There had been $25 million in the Senate’s budget set aside for the Port of Nome to expand it for icebreakers, commercial ships, and cruise ships. Sen. Donny Olson, D-Golovin, said the $25-million figure was “nowhere near the amount that’s needed” to ensure the state receives $250 million allocated for the project by the federal government.

Sen. Click Bishop, R-Fairbanks, successfully introduced an amendment that would spend $53 million from the state treasury on capital projects. There has been frustration by some House legislators that they haven’t had enough input on this year’s capital budget.

Bishop’s amendment, said to be “a compromise” with the House, includes $6.5 million to help stabilize the bluffs of the Kenai River, $4.1 million to improve a water treatment plant in Wrangell, and $300,000 in canned salmon to be donated to the people of Ukraine.

The Senate rejected a budget amendment on Monday that would cut Medicaid funding for abortions. The House narrowly approved an identical amendment last month over constitutional concerns.

Sen. Bill Wielechowski, D-Anchorage, noted that the Alaska Supreme Court has struck down similar efforts in the past and the state of Alaska could miss out on millions of dollars in federal Medicaid funding if abortion services spending is cut. He said the state’s highest court would make a similar ruling if the Legislature cut abortion funding in the same way again.

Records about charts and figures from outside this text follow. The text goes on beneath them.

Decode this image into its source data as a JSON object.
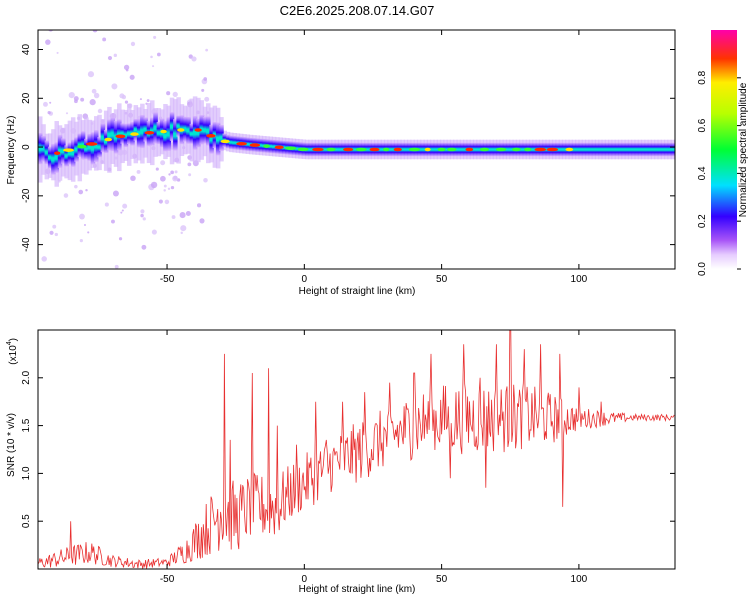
{
  "title": "C2E6.2025.208.07.14.G07",
  "chart_data": [
    {
      "type": "heatmap",
      "title": "C2E6.2025.208.07.14.G07",
      "xlabel": "Height of straight line (km)",
      "ylabel": "Frequency (Hz)",
      "xlim": [
        -97,
        135
      ],
      "ylim": [
        -50,
        48
      ],
      "xticks": [
        -50,
        0,
        50,
        100
      ],
      "yticks": [
        -40,
        -20,
        0,
        20,
        40
      ],
      "colorbar": {
        "label": "Normalized spectral amplitude",
        "range": [
          0,
          1
        ],
        "ticks": [
          0.0,
          0.2,
          0.4,
          0.6,
          0.8
        ]
      },
      "ridge_frequency": [
        {
          "x": -95,
          "y": -4
        },
        {
          "x": -85,
          "y": -1
        },
        {
          "x": -75,
          "y": 2
        },
        {
          "x": -65,
          "y": 5
        },
        {
          "x": -55,
          "y": 6
        },
        {
          "x": -45,
          "y": 7
        },
        {
          "x": -38,
          "y": 7
        },
        {
          "x": -33,
          "y": 4
        },
        {
          "x": -28,
          "y": 2
        },
        {
          "x": -20,
          "y": 1
        },
        {
          "x": -10,
          "y": 0
        },
        {
          "x": 0,
          "y": -1
        },
        {
          "x": 20,
          "y": -1
        },
        {
          "x": 50,
          "y": -1
        },
        {
          "x": 80,
          "y": -1
        },
        {
          "x": 110,
          "y": -1
        },
        {
          "x": 135,
          "y": -1
        }
      ]
    },
    {
      "type": "line",
      "xlabel": "Height of straight line (km)",
      "ylabel": "SNR (10 * v/v)",
      "yscale_label": "(x10",
      "yscale_exp": "4",
      "scale_suffix": ")",
      "xlim": [
        -97,
        135
      ],
      "ylim": [
        0,
        2.5
      ],
      "xticks": [
        -50,
        0,
        50,
        100
      ],
      "yticks": [
        0.5,
        1.0,
        1.5,
        2.0
      ],
      "ytick_labels": [
        "0.5",
        "1.0",
        "1.5",
        "2.0"
      ],
      "color": "#e83030",
      "envelope": [
        {
          "x": -97,
          "lo": 0.0,
          "hi": 0.12
        },
        {
          "x": -85,
          "lo": 0.02,
          "hi": 0.25
        },
        {
          "x": -78,
          "lo": 0.05,
          "hi": 0.3
        },
        {
          "x": -70,
          "lo": 0.02,
          "hi": 0.15
        },
        {
          "x": -60,
          "lo": 0.0,
          "hi": 0.1
        },
        {
          "x": -50,
          "lo": 0.02,
          "hi": 0.12
        },
        {
          "x": -44,
          "lo": 0.05,
          "hi": 0.3
        },
        {
          "x": -38,
          "lo": 0.1,
          "hi": 0.6
        },
        {
          "x": -33,
          "lo": 0.15,
          "hi": 0.85
        },
        {
          "x": -30,
          "lo": 0.2,
          "hi": 1.1
        },
        {
          "x": -25,
          "lo": 0.15,
          "hi": 0.9
        },
        {
          "x": -20,
          "lo": 0.3,
          "hi": 1.0
        },
        {
          "x": -15,
          "lo": 0.3,
          "hi": 1.0
        },
        {
          "x": -10,
          "lo": 0.3,
          "hi": 1.0
        },
        {
          "x": -5,
          "lo": 0.5,
          "hi": 1.1
        },
        {
          "x": 0,
          "lo": 0.6,
          "hi": 1.2
        },
        {
          "x": 10,
          "lo": 0.8,
          "hi": 1.4
        },
        {
          "x": 20,
          "lo": 0.9,
          "hi": 1.55
        },
        {
          "x": 30,
          "lo": 1.05,
          "hi": 1.7
        },
        {
          "x": 40,
          "lo": 1.15,
          "hi": 1.85
        },
        {
          "x": 50,
          "lo": 1.2,
          "hi": 1.95
        },
        {
          "x": 60,
          "lo": 1.2,
          "hi": 1.95
        },
        {
          "x": 70,
          "lo": 1.2,
          "hi": 1.95
        },
        {
          "x": 80,
          "lo": 1.25,
          "hi": 1.95
        },
        {
          "x": 90,
          "lo": 1.3,
          "hi": 1.85
        },
        {
          "x": 100,
          "lo": 1.45,
          "hi": 1.7
        },
        {
          "x": 110,
          "lo": 1.5,
          "hi": 1.65
        },
        {
          "x": 120,
          "lo": 1.55,
          "hi": 1.62
        },
        {
          "x": 135,
          "lo": 1.55,
          "hi": 1.62
        }
      ],
      "spikes": [
        {
          "x": -85,
          "y": 0.5
        },
        {
          "x": -29,
          "y": 2.25
        },
        {
          "x": -27,
          "y": 1.35
        },
        {
          "x": -19,
          "y": 2.05
        },
        {
          "x": -13,
          "y": 2.1
        },
        {
          "x": -10,
          "y": 1.5
        },
        {
          "x": -3,
          "y": 1.3
        },
        {
          "x": 4,
          "y": 1.75
        },
        {
          "x": 8,
          "y": 1.35
        },
        {
          "x": 14,
          "y": 1.75
        },
        {
          "x": 22,
          "y": 1.85
        },
        {
          "x": 31,
          "y": 1.95
        },
        {
          "x": 40,
          "y": 2.05
        },
        {
          "x": 46,
          "y": 2.25
        },
        {
          "x": 53,
          "y": 0.95
        },
        {
          "x": 58,
          "y": 2.35
        },
        {
          "x": 64,
          "y": 2.0
        },
        {
          "x": 66,
          "y": 0.85
        },
        {
          "x": 70,
          "y": 2.35
        },
        {
          "x": 75,
          "y": 2.5
        },
        {
          "x": 80,
          "y": 2.3
        },
        {
          "x": 86,
          "y": 2.35
        },
        {
          "x": 93,
          "y": 2.25
        },
        {
          "x": 94,
          "y": 0.65
        },
        {
          "x": 100,
          "y": 1.9
        },
        {
          "x": 108,
          "y": 1.75
        }
      ]
    }
  ]
}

Several legislators noted that the legal landscape on abortion may soon change with the U.S. Supreme Court expected to soon overrule Roe vs. Wade. Sen. Lora Reinbold, R-Eagle River, said it is worth another trip to the courts to end state-funded abortions.

“Life is worth fighting for,” Reinbold said.

The budget now heads back over to the House for the concurrence vote. House Speaker Louise Stutes, R-Kodiak, said the plan is to adjourn before the constitutional deadline at midnight on May 18, but that could be tough if a conference committee is called to reconcile the difference between the House and Senate’s budgets.